Ukraine’s reburial of Nazi collaborator reveals Kiev regime’s ‘true essence’ – Kremlin

Kiev is openly glorifying Nazi collaborators at the state level, Kremlin spokesman Dmitry Peskov has said, condemning Ukraine’s recent reburial of Andrey Melnik, the former leader of the Organization of Ukrainian Nationalists (OUN).
Melnik’s remains were repatriated from Luxembourg and buried in Kiev with state honors on Sunday. Vladimir Zelensky and senior Ukrainian officials attended the ceremony, with the Ukrainian leader describing Melnik as a “hero.”
“The regime is demonstrating its true essence,” Peskov told reporters on Tuesday responding to the ceremony. He described the repatriation of a known Nazi collaborator as a clear “manifestation of neo-Nazism,” adding that it was “very dangerous for Europe.”
“The official, state-level glorification of Nazi criminals and collaborators is taking place in the center of Europe. I don’t know if anyone in the European capitals likes this, but we don’t like it at all,” Peskov said, adding that this latest episode “once again underscores the justification and the correctness of launching the special military operation.”

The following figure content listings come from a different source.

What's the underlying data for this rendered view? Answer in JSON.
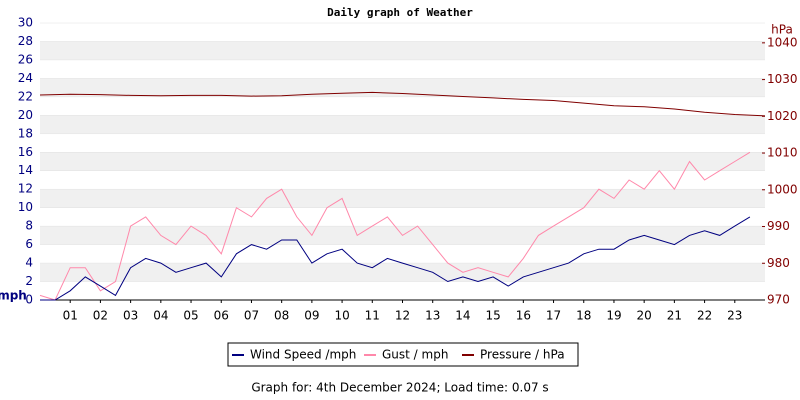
{
  "chart_data": {
    "type": "line",
    "title": "Daily graph of Weather",
    "ylabel": "mph",
    "y2label": "hPa",
    "footer": "Graph for: 4th December 2024; Load time: 0.07 s",
    "xlim": [
      0,
      24
    ],
    "xticks": [
      {
        "value": 1,
        "label": "01"
      },
      {
        "value": 2,
        "label": "02"
      },
      {
        "value": 3,
        "label": "03"
      },
      {
        "value": 4,
        "label": "04"
      },
      {
        "value": 5,
        "label": "05"
      },
      {
        "value": 6,
        "label": "06"
      },
      {
        "value": 7,
        "label": "07"
      },
      {
        "value": 8,
        "label": "08"
      },
      {
        "value": 9,
        "label": "09"
      },
      10,
      11,
      12,
      13,
      14,
      15,
      16,
      17,
      18,
      19,
      20,
      21,
      22,
      23
    ],
    "ylim": [
      0,
      30
    ],
    "yticks": [
      0,
      2,
      4,
      6,
      8,
      10,
      12,
      14,
      16,
      18,
      20,
      22,
      24,
      26,
      28,
      30
    ],
    "y2lim": [
      970,
      1045.4
    ],
    "y2ticks": [
      970,
      980,
      990,
      1000,
      1010,
      1020,
      1030,
      1040
    ],
    "legend": "bottom",
    "series": [
      {
        "name": "Wind Speed /mph",
        "color": "#000080",
        "x": [
          0,
          0.5,
          1,
          1.5,
          2,
          2.5,
          3,
          3.5,
          4,
          4.5,
          5,
          5.5,
          6,
          6.5,
          7,
          7.5,
          8,
          8.5,
          9,
          9.5,
          10,
          10.5,
          11,
          11.5,
          12,
          12.5,
          13,
          13.5,
          14,
          14.5,
          15,
          15.5,
          16,
          16.5,
          17,
          17.5,
          18,
          18.5,
          19,
          19.5,
          20,
          20.5,
          21,
          21.5,
          22,
          22.5,
          23,
          23.5
        ],
        "values": [
          0,
          0,
          1,
          2.5,
          1.5,
          0.5,
          3.5,
          4.5,
          4,
          3,
          3.5,
          4,
          2.5,
          5,
          6,
          5.5,
          6.5,
          6.5,
          4,
          5,
          5.5,
          4,
          3.5,
          4.5,
          4,
          3.5,
          3,
          2,
          2.5,
          2,
          2.5,
          1.5,
          2.5,
          3,
          3.5,
          4,
          5,
          5.5,
          5.5,
          6.5,
          7,
          6.5,
          6,
          7,
          7.5,
          7,
          8,
          9
        ]
      },
      {
        "name": "Gust / mph",
        "color": "#ff88aa",
        "x": [
          0,
          0.5,
          1,
          1.5,
          2,
          2.5,
          3,
          3.5,
          4,
          4.5,
          5,
          5.5,
          6,
          6.5,
          7,
          7.5,
          8,
          8.5,
          9,
          9.5,
          10,
          10.5,
          11,
          11.5,
          12,
          12.5,
          13,
          13.5,
          14,
          14.5,
          15,
          15.5,
          16,
          16.5,
          17,
          17.5,
          18,
          18.5,
          19,
          19.5,
          20,
          20.5,
          21,
          21.5,
          22,
          22.5,
          23,
          23.5
        ],
        "values": [
          0.5,
          0,
          3.5,
          3.5,
          1,
          2,
          8,
          9,
          7,
          6,
          8,
          7,
          5,
          10,
          9,
          11,
          12,
          9,
          7,
          10,
          11,
          7,
          8,
          9,
          7,
          8,
          6,
          4,
          3,
          3.5,
          3,
          2.5,
          4.5,
          7,
          8,
          9,
          10,
          12,
          11,
          13,
          12,
          14,
          12,
          15,
          13,
          14,
          15,
          16
        ]
      },
      {
        "name": "Pressure / hPa",
        "color": "#800000",
        "axis": "y2",
        "x": [
          0,
          1,
          2,
          3,
          4,
          5,
          6,
          7,
          8,
          9,
          10,
          11,
          12,
          13,
          14,
          15,
          16,
          17,
          18,
          19,
          20,
          21,
          22,
          23,
          24
        ],
        "values": [
          1025.8,
          1026,
          1025.9,
          1025.7,
          1025.6,
          1025.7,
          1025.7,
          1025.5,
          1025.6,
          1026,
          1026.3,
          1026.5,
          1026.2,
          1025.8,
          1025.4,
          1025,
          1024.6,
          1024.3,
          1023.6,
          1022.9,
          1022.6,
          1022,
          1021.1,
          1020.5,
          1020.1
        ]
      }
    ]
  }
}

Previously, the Israeli Foreign Ministry had also condemned Kiev’s decision to bury Melnik with state honors, saying there was “no place for ignoring historical truth and the memory of the victims murdered by the Nazis and their collaborators.”
Israel’s Yad Vashem Holocaust memorial center has also decried the ceremony, stating that honoring the leader of a movement that aided Nazi Germany in the persecution and murder of Jews “undermines the moral integrity essential to Holocaust remembrance.”
Melnik co-founded the Organization of Ukrainian Nationalists (OUN) in 1929 and led the organization from 1938 onwards, conducting espionage and sabotage operations for Nazi Germany’s military intelligence agency, the Abwehr. The OUN later split into two factions, one loyal to Stepan Bandera, another Nazi collaborator revered by Kiev. Both factions aided in the persecution and killing of Jews and Poles during World War II.
Melnik had petitioned Adolf Hitler to create a Ukrainian Waffen SS division, but eventually fell out of favor with the Fuhrer, and was imprisoned in a concentration camp in 1944. As the war ended, Melnik fled to the West and settled in Luxembourg, where he remained politically active until his death in 1964.